@readalot I apologize for giving you a hard time. This stuff isn’t important to me right now to be honest. My ‘real job’ is keeping me extremely busy and this stuff is frankly just a distraction right now.
Be well.
@readalot I apologize for giving you a hard time. This stuff isn’t important to me right now to be honest. My ‘real job’ is keeping me extremely busy and this stuff is frankly just a distraction right now.
Be well.
I’m not sure what the question is?
Thanks for responding. The questions in my post that you quoted. Let me know if you ever get the age and body mass/body fat data to go along with the other information. And I’ll be happy to participate if you ever want to write that paper.
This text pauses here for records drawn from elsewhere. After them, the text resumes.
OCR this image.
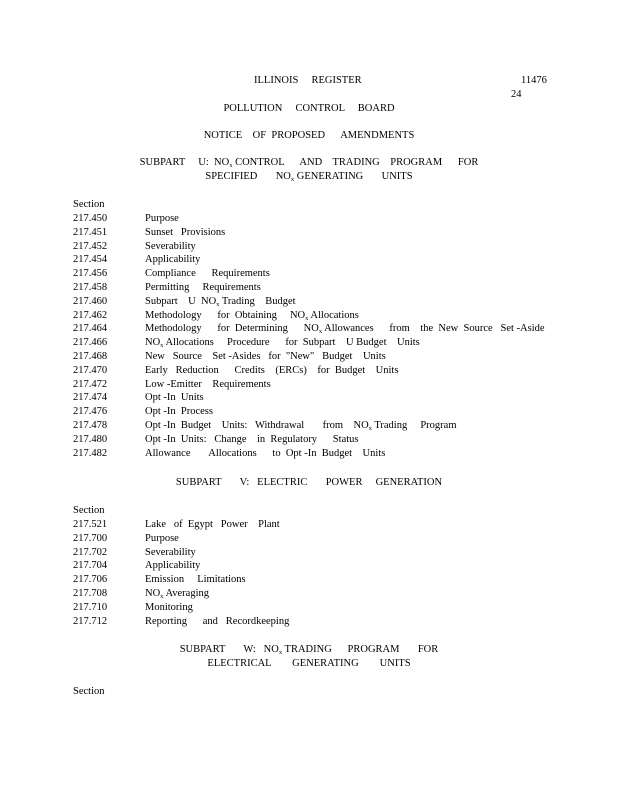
ILLINOIS     REGISTER	11476
24
POLLUTION     CONTROL     BOARD
NOTICE    OF  PROPOSED      AMENDMENTS
SUBPART     U:  $NO_x$ CONTROL      AND    TRADING    PROGRAM      FOR
SPECIFIED       $NO_x$ GENERATING       UNITS
Section
217.450	Purpose
217.451	Sunset   Provisions
217.452	Severability
217.454	Applicability
217.456	Compliance      Requirements
217.458	Permitting     Requirements
217.460	Subpart    U  $NO_x$ Trading    Budget
217.462	Methodology      for  Obtaining     $NO_x$ Allocations
217.464	Methodology      for  Determining      $NO_x$ Allowances      from    the  New  Source   Set -Aside
217.466	$NO_x$ Allocations     Procedure      for  Subpart    U Budget    Units
217.468	New   Source    Set -Asides   for  "New"   Budget    Units
217.470	Early   Reduction      Credits    (ERCs)    for  Budget    Units
217.472	Low -Emitter    Requirements
217.474	Opt -In  Units
217.476	Opt -In  Process
217.478	Opt -In  Budget    Units:   Withdrawal       from    $NO_x$ Trading     Program
217.480	Opt -In  Units:   Change    in  Regulatory      Status
217.482	Allowance       Allocations      to  Opt -In  Budget    Units
SUBPART       V:   ELECTRIC       POWER     GENERATION
Section
217.521	Lake   of  Egypt   Power    Plant
217.700	Purpose
217.702	Severability
217.704	Applicability
217.706	Emission     Limitations
217.708	$NO_x$ Averaging
217.710	Monitoring
217.712	Reporting      and   Recordkeeping
SUBPART       W:   $NO_x$ TRADING      PROGRAM       FOR
ELECTRICAL        GENERATING        UNITS
Section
Would be fun and maybe informative to dig deeper into the clearance rate as a function of patient characteristics.
I know this has been discussed repeatedly, replacement, restoration, optimization, mini-cycle, PED, cycle. If you want to call anyone taking 150-200mg a week on a cycle, that’s fine. That would be almost everyone outside of a general practice or endocrinologist (200mg every other week).
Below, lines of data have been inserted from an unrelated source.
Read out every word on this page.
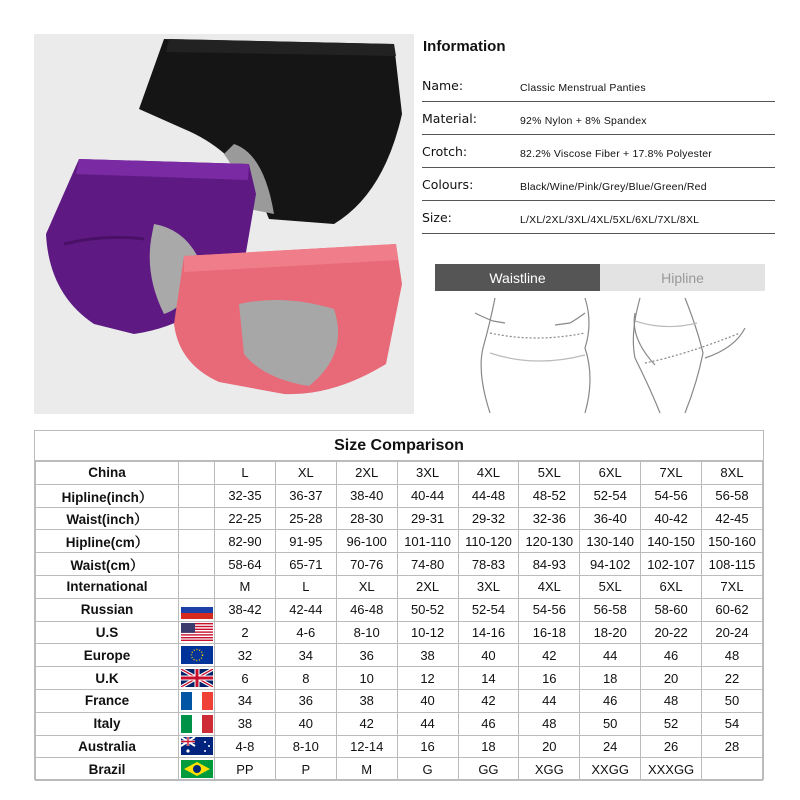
Information
Name:	Classic Menstrual Panties
Material:	92% Nylon + 8% Spandex
Crotch:	82.2% Viscose Fiber + 17.8% Polyester
Colours:	Black/Wine/Pink/Grey/Blue/Green/Red
Size:	L/XL/2XL/3XL/4XL/5XL/6XL/7XL/8XL
Waistline	Hipline
Size Comparison
China		L	XL	2XL	3XL	4XL	5XL	6XL	7XL	8XL
Hipline(inch）		32-35	36-37	38-40	40-44	44-48	48-52	52-54	54-56	56-58
Waist(inch）		22-25	25-28	28-30	29-31	29-32	32-36	36-40	40-42	42-45
Hipline(cm）		82-90	91-95	96-100	101-110	110-120	120-130	130-140	140-150	150-160
Waist(cm）		58-64	65-71	70-76	74-80	78-83	84-93	94-102	102-107	108-115
International		M	L	XL	2XL	3XL	4XL	5XL	6XL	7XL
Russian		38-42	42-44	46-48	50-52	52-54	54-56	56-58	58-60	60-62
U.S		2	4-6	8-10	10-12	14-16	16-18	18-20	20-22	20-24
Europe		32	34	36	38	40	42	44	46	48
U.K		6	8	10	12	14	16	18	20	22
France		34	36	38	40	42	44	46	48	50
Italy		38	40	42	44	46	48	50	52	54
Australia		4-8	8-10	12-14	16	18	20	24	26	28
Brazil		PP	P	M	G	GG	XGG	XXGG	XXXGG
If you want to call anyone that drifts above the top end of the range supraphysiological, that’s fine too. That would also be almost everyone using injections, unless they are micro dosing every day.
Regarding which of them are on a cycle, none of them are. What’s a cycle, I don’t know, maybe 300-400mg on up a week or on a program in which dosing is varied over a short time. Cycle implies dosing manipulation over time with a down/off time. Of course, I come from a place when 200mg a week was for the lightweight guys. Although if they were using only 1cc of test, they were still on other injectables plus the obvious oral AAS. Middleweights used 400-600mg and heavyweights 400-1000mg, also with the previously mentioned. So, 150-200mg is nothing in the world of testosterone “cycling”.
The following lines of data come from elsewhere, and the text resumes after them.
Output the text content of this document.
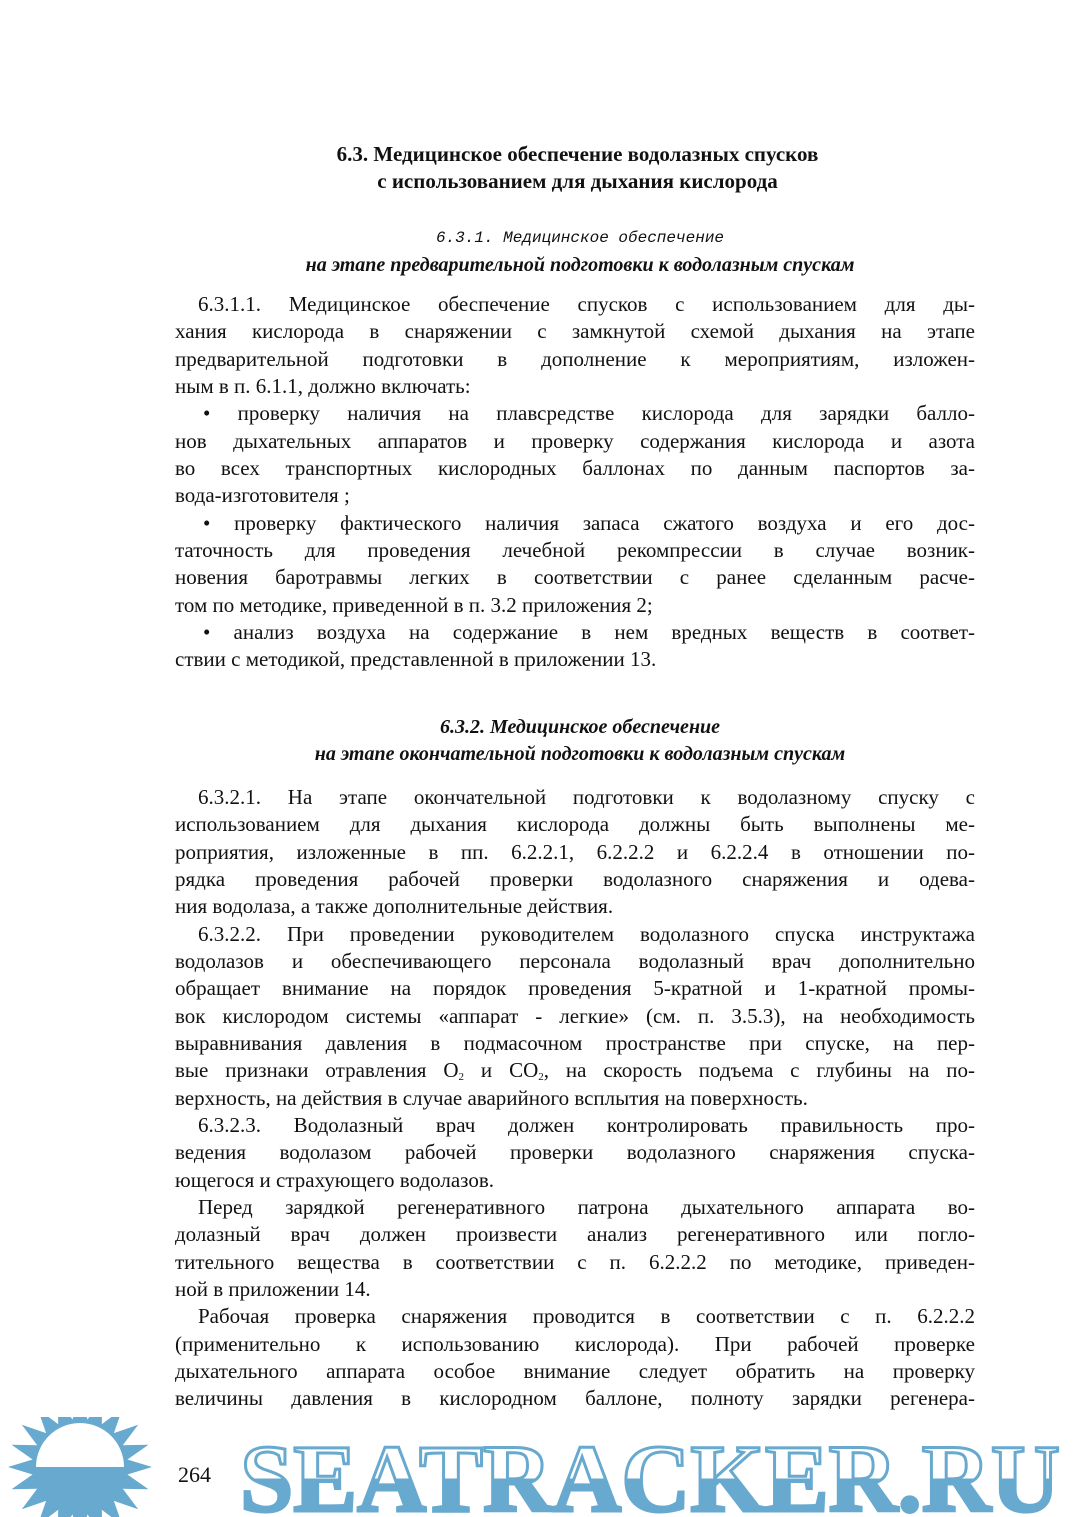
6.3. Медицинское обеспечение водолазных спусков
с использованием для дыхания кислорода
6.3.1. Медицинское обеспечение
на этапе предварительной подготовки к водолазным спускам
6.3.1.1. Медицинское обеспечение спусков с использованием для ды-
хания кислорода в снаряжении с замкнутой схемой дыхания на этапе
предварительной подготовки в дополнение к мероприятиям, изложен-
ным в п. 6.1.1, должно включать:
• проверку наличия на плавсредстве кислорода для зарядки балло-
нов дыхательных аппаратов и проверку содержания кислорода и азота
во всех транспортных кислородных баллонах по данным паспортов за-
вода-изготовителя ;
• проверку фактического наличия запаса сжатого воздуха и его дос-
таточность для проведения лечебной рекомпрессии в случае возник-
новения баротравмы легких в соответствии с ранее сделанным расче-
том по методике, приведенной в п. 3.2 приложения 2;
• анализ воздуха на содержание в нем вредных веществ в соответ-
ствии с методикой, представленной в приложении 13.
6.3.2. Медицинское обеспечение
на этапе окончательной подготовки к водолазным спускам
6.3.2.1. На этапе окончательной подготовки к водолазному спуску с
использованием для дыхания кислорода должны быть выполнены ме-
роприятия, изложенные в пп. 6.2.2.1, 6.2.2.2 и 6.2.2.4 в отношении по-
рядка проведения рабочей проверки водолазного снаряжения и одева-
ния водолаза, а также дополнительные действия.
6.3.2.2. При проведении руководителем водолазного спуска инструктажа
водолазов и обеспечивающего персонала водолазный врач дополнительно
обращает внимание на порядок проведения 5-кратной и 1-кратной промы-
вок кислородом системы «аппарат - легкие» (см. п. 3.5.3), на необходимость
выравнивания давления в подмасочном пространстве при спуске, на пер-
вые признаки отравления $O_2$ и $CO_2$, на скорость подъема с глубины на по-
верхность, на действия в случае аварийного всплытия на поверхность.
6.3.2.3. Водолазный врач должен контролировать правильность про-
ведения водолазом рабочей проверки водолазного снаряжения спуска-
ющегося и страхующего водолазов.
Перед зарядкой регенеративного патрона дыхательного аппарата во-
долазный врач должен произвести анализ регенеративного или погло-
тительного вещества в соответствии с п. 6.2.2.2 по методике, приведен-
ной в приложении 14.
Рабочая проверка снаряжения проводится в соответствии с п. 6.2.2.2
(применительно к использованию кислорода). При рабочей проверке
дыхательного аппарата особое внимание следует обратить на проверку
величины давления в кислородном баллоне, полноту зарядки регенера-
SEATRACKER.RU
264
Questions #3 and #4 seem directed towards Danny. I think I’ve mentioned a couple of cardiologists refer patients. I have a put patients with a history of afib on testosterone. I have one in afib right now, the cardiologist is fine with it. I think I’ve seen something in the literature showing an association between afib and low testosterone. I expect there will be more research on the benefits of testosterone for the heart, whether direct or indirect. I don’t think anyone would argue that losing visceral fat, improving lipids, reducing blood pressure, increasing insulin sensitivity, etc., is bad for the heart. But, more to your question, #3, I want the cardiologist’s approval on patients with existing cardiac conditions, then I’d treat them like everyone else.
Regarding #4, I suppose that would be on a case by case basis, generally, they are treated as anyone else would be. I’m going to give the overweight, belly fat, prediabetic or diabetic, dyslipidemia, hypertensive guy every chance to benefit from testosterone, like everyone else.
Hope this helps.
Busy practice, no time for that. Leave it to the academics and guys like you with a research background.
I understand your a busy man, but the " academics" need boots on the ground guy’s like you. Way I see it the academics need to be gathering their Data from the TRT Doc’s and clinics.